I often confuse phonemes (words that are different because of one letter). Imagine not being able to tell the difference between words like cat, rat, or bat. I’m not a fan of noisy places simply because I find a lot of noise to be overstimulating. My speech or sentence structure in general can come out backwards resembling something that maybe a third or fourth grader said. I’ll interpret information literally. For example, if I hear a joke for the first time, I’ll usually need someone to explain it to me.
Things Can Get Tough
To combat these symptoms, I rely heavily on lipreading and intense auditory focus to tune in to what one or a few people are saying at a given moment. Not getting a joke or misunderstanding comments or conversations which transpire in a noisy place can make me feel helplessly left out of the loop. I am not always privy to the nuances of language with regards to reading books, literature, the Bible, or the Talmud, nor do I always understand what takes place on pages when more easily I can understand with pictures. All of this adds up to things oftentimes getting tough.
So Who Am I Really?
That’s not my whole story, not even close. Let me reintroduce myself:
Greetings world. My name is Eliana Sidlow. I am a hard working student. However, I have something called ADP, which leads me to be a slow reader and writer. It’s tough to configure a proper picture of what I take in through the senses or describe exactly the feelings that comprise my experiences. But there is no need to worry. With a bit of extra time to read, get directions, complete tasks, and some practice, I can do just about the same job as any kid who doesn’t have to battle ADP.

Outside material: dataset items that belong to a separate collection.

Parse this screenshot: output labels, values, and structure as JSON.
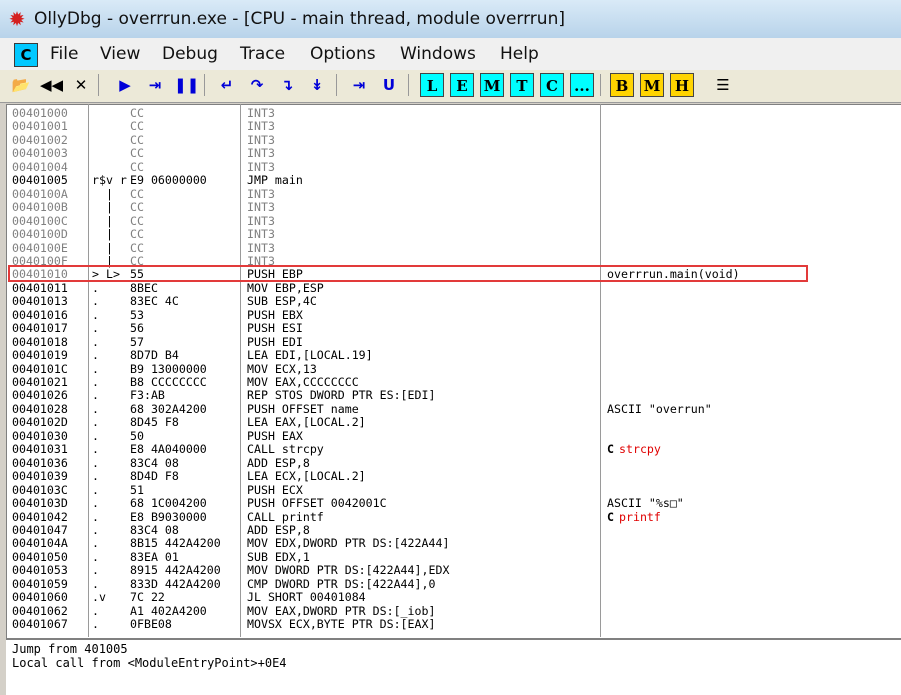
{
  "window": {
    "title": "OllyDbg - overrrun.exe - [CPU - main thread, module overrrun]",
    "icon": "bug-icon"
  },
  "menu": {
    "mdi_label": "C",
    "items": [
      "File",
      "View",
      "Debug",
      "Trace",
      "Options",
      "Windows",
      "Help"
    ]
  },
  "toolbar": {
    "controls": [
      "open-icon",
      "rewind-icon",
      "close-icon"
    ],
    "run_controls": [
      "run-icon",
      "step-forward-icon",
      "pause-icon"
    ],
    "step_controls": [
      "step-into-icon",
      "step-over-icon",
      "trace-into-icon",
      "trace-over-icon"
    ],
    "exec_controls": [
      "execute-till-return-icon",
      "execute-till-user-code-icon"
    ],
    "windows": [
      "L",
      "E",
      "M",
      "T",
      "C",
      "..."
    ],
    "bp_windows": [
      "B",
      "M",
      "H"
    ],
    "list_icon": "list-icon"
  },
  "colors": {
    "window_buttons": "#00ffff",
    "bp_buttons": "#ffd400",
    "highlight_box": "#e23a3a",
    "comment_red": "#e00000"
  },
  "disasm": {
    "rows": [
      {
        "addr": "00401000",
        "gutter": "",
        "hex": "CC",
        "asm": "INT3",
        "comment": "",
        "dim": true
      },
      {
        "addr": "00401001",
        "gutter": "",
        "hex": "CC",
        "asm": "INT3",
        "comment": "",
        "dim": true
      },
      {
        "addr": "00401002",
        "gutter": "",
        "hex": "CC",
        "asm": "INT3",
        "comment": "",
        "dim": true
      },
      {
        "addr": "00401003",
        "gutter": "",
        "hex": "CC",
        "asm": "INT3",
        "comment": "",
        "dim": true
      },
      {
        "addr": "00401004",
        "gutter": "",
        "hex": "CC",
        "asm": "INT3",
        "comment": "",
        "dim": true
      },
      {
        "addr": "00401005",
        "gutter": "r$v r",
        "hex": "E9 06000000",
        "asm": "JMP main",
        "comment": "",
        "dim": false
      },
      {
        "addr": "0040100A",
        "gutter": "  |",
        "hex": "CC",
        "asm": "INT3",
        "comment": "",
        "dim": true
      },
      {
        "addr": "0040100B",
        "gutter": "  |",
        "hex": "CC",
        "asm": "INT3",
        "comment": "",
        "dim": true
      },
      {
        "addr": "0040100C",
        "gutter": "  |",
        "hex": "CC",
        "asm": "INT3",
        "comment": "",
        "dim": true
      },
      {
        "addr": "0040100D",
        "gutter": "  |",
        "hex": "CC",
        "asm": "INT3",
        "comment": "",
        "dim": true
      },
      {
        "addr": "0040100E",
        "gutter": "  |",
        "hex": "CC",
        "asm": "INT3",
        "comment": "",
        "dim": true
      },
      {
        "addr": "0040100F",
        "gutter": "  |",
        "hex": "CC",
        "asm": "INT3",
        "comment": "",
        "dim": true
      },
      {
        "addr": "00401010",
        "gutter": "> L>",
        "hex": "55",
        "asm": "PUSH EBP",
        "comment": "overrrun.main(void)",
        "dim": false
      },
      {
        "addr": "00401011",
        "gutter": ".",
        "hex": "8BEC",
        "asm": "MOV EBP,ESP",
        "comment": "",
        "dim": false
      },
      {
        "addr": "00401013",
        "gutter": ".",
        "hex": "83EC 4C",
        "asm": "SUB ESP,4C",
        "comment": "",
        "dim": false
      },
      {
        "addr": "00401016",
        "gutter": ".",
        "hex": "53",
        "asm": "PUSH EBX",
        "comment": "",
        "dim": false
      },
      {
        "addr": "00401017",
        "gutter": ".",
        "hex": "56",
        "asm": "PUSH ESI",
        "comment": "",
        "dim": false
      },
      {
        "addr": "00401018",
        "gutter": ".",
        "hex": "57",
        "asm": "PUSH EDI",
        "comment": "",
        "dim": false
      },
      {
        "addr": "00401019",
        "gutter": ".",
        "hex": "8D7D B4",
        "asm": "LEA EDI,[LOCAL.19]",
        "comment": "",
        "dim": false
      },
      {
        "addr": "0040101C",
        "gutter": ".",
        "hex": "B9 13000000",
        "asm": "MOV ECX,13",
        "comment": "",
        "dim": false
      },
      {
        "addr": "00401021",
        "gutter": ".",
        "hex": "B8 CCCCCCCC",
        "asm": "MOV EAX,CCCCCCCC",
        "comment": "",
        "dim": false
      },
      {
        "addr": "00401026",
        "gutter": ".",
        "hex": "F3:AB",
        "asm": "REP STOS DWORD PTR ES:[EDI]",
        "comment": "",
        "dim": false
      },
      {
        "addr": "00401028",
        "gutter": ".",
        "hex": "68 302A4200",
        "asm": "PUSH OFFSET name",
        "comment": "ASCII \"overrun\"",
        "dim": false
      },
      {
        "addr": "0040102D",
        "gutter": ".",
        "hex": "8D45 F8",
        "asm": "LEA EAX,[LOCAL.2]",
        "comment": "",
        "dim": false
      },
      {
        "addr": "00401030",
        "gutter": ".",
        "hex": "50",
        "asm": "PUSH EAX",
        "comment": "",
        "dim": false
      },
      {
        "addr": "00401031",
        "gutter": ".",
        "hex": "E8 4A040000",
        "asm": "CALL strcpy",
        "comment": "strcpy",
        "dim": false
      },
      {
        "addr": "00401036",
        "gutter": ".",
        "hex": "83C4 08",
        "asm": "ADD ESP,8",
        "comment": "",
        "dim": false
      },
      {
        "addr": "00401039",
        "gutter": ".",
        "hex": "8D4D F8",
        "asm": "LEA ECX,[LOCAL.2]",
        "comment": "",
        "dim": false
      },
      {
        "addr": "0040103C",
        "gutter": ".",
        "hex": "51",
        "asm": "PUSH ECX",
        "comment": "",
        "dim": false
      },
      {
        "addr": "0040103D",
        "gutter": ".",
        "hex": "68 1C004200",
        "asm": "PUSH OFFSET 0042001C",
        "comment": "ASCII \"%s□\"",
        "dim": false
      },
      {
        "addr": "00401042",
        "gutter": ".",
        "hex": "E8 B9030000",
        "asm": "CALL printf",
        "comment": "printf",
        "dim": false
      },
      {
        "addr": "00401047",
        "gutter": ".",
        "hex": "83C4 08",
        "asm": "ADD ESP,8",
        "comment": "",
        "dim": false
      },
      {
        "addr": "0040104A",
        "gutter": ".",
        "hex": "8B15 442A4200",
        "asm": "MOV EDX,DWORD PTR DS:[422A44]",
        "comment": "",
        "dim": false
      },
      {
        "addr": "00401050",
        "gutter": ".",
        "hex": "83EA 01",
        "asm": "SUB EDX,1",
        "comment": "",
        "dim": false
      },
      {
        "addr": "00401053",
        "gutter": ".",
        "hex": "8915 442A4200",
        "asm": "MOV DWORD PTR DS:[422A44],EDX",
        "comment": "",
        "dim": false
      },
      {
        "addr": "00401059",
        "gutter": ".",
        "hex": "833D 442A4200",
        "asm": "CMP DWORD PTR DS:[422A44],0",
        "comment": "",
        "dim": false
      },
      {
        "addr": "00401060",
        "gutter": ".v",
        "hex": "7C 22",
        "asm": "JL SHORT 00401084",
        "comment": "",
        "dim": false
      },
      {
        "addr": "00401062",
        "gutter": ".",
        "hex": "A1 402A4200",
        "asm": "MOV EAX,DWORD PTR DS:[_iob]",
        "comment": "",
        "dim": false
      },
      {
        "addr": "00401067",
        "gutter": ".",
        "hex": "0FBE08",
        "asm": "MOVSX ECX,BYTE PTR DS:[EAX]",
        "comment": "",
        "dim": false
      }
    ]
  },
  "info": {
    "line1": "Jump from 401005",
    "line2": "Local call from <ModuleEntryPoint>+0E4"
  }
}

While my mechanisms to counteract my ADP symptoms work for school or reading, I hope to one day find some remedy in place of self-confidence. This remedy won’t dare to hide the reality that my conduct – my words – are a mere mask of disruption, behaving uncontrollably. It won’t hide that my words are a shell to my true mind, a mind which is an inner-world of depth and beauty which to others for so long has been hidden.
Let’s Fix This Together
People are far more than the words they use to gain acceptance or to escape rejection. They’re complex organisms, multilayered beings with a certain something that can’t ever be fully expressed. For me, the curse of communication is the inability to fully lay out to another being my understanding of the world.
Let’s find a way to move past words. Let’s find a deeper way to understand others. Let’s develop an understanding of ADP and have patience for those who battle it.
Until that day, I’ll pray and I’ll hope. I’ll pray that the words I come up with in my mind are the ones I’ll say, and I’ll hope that I will understand others and they will understand me.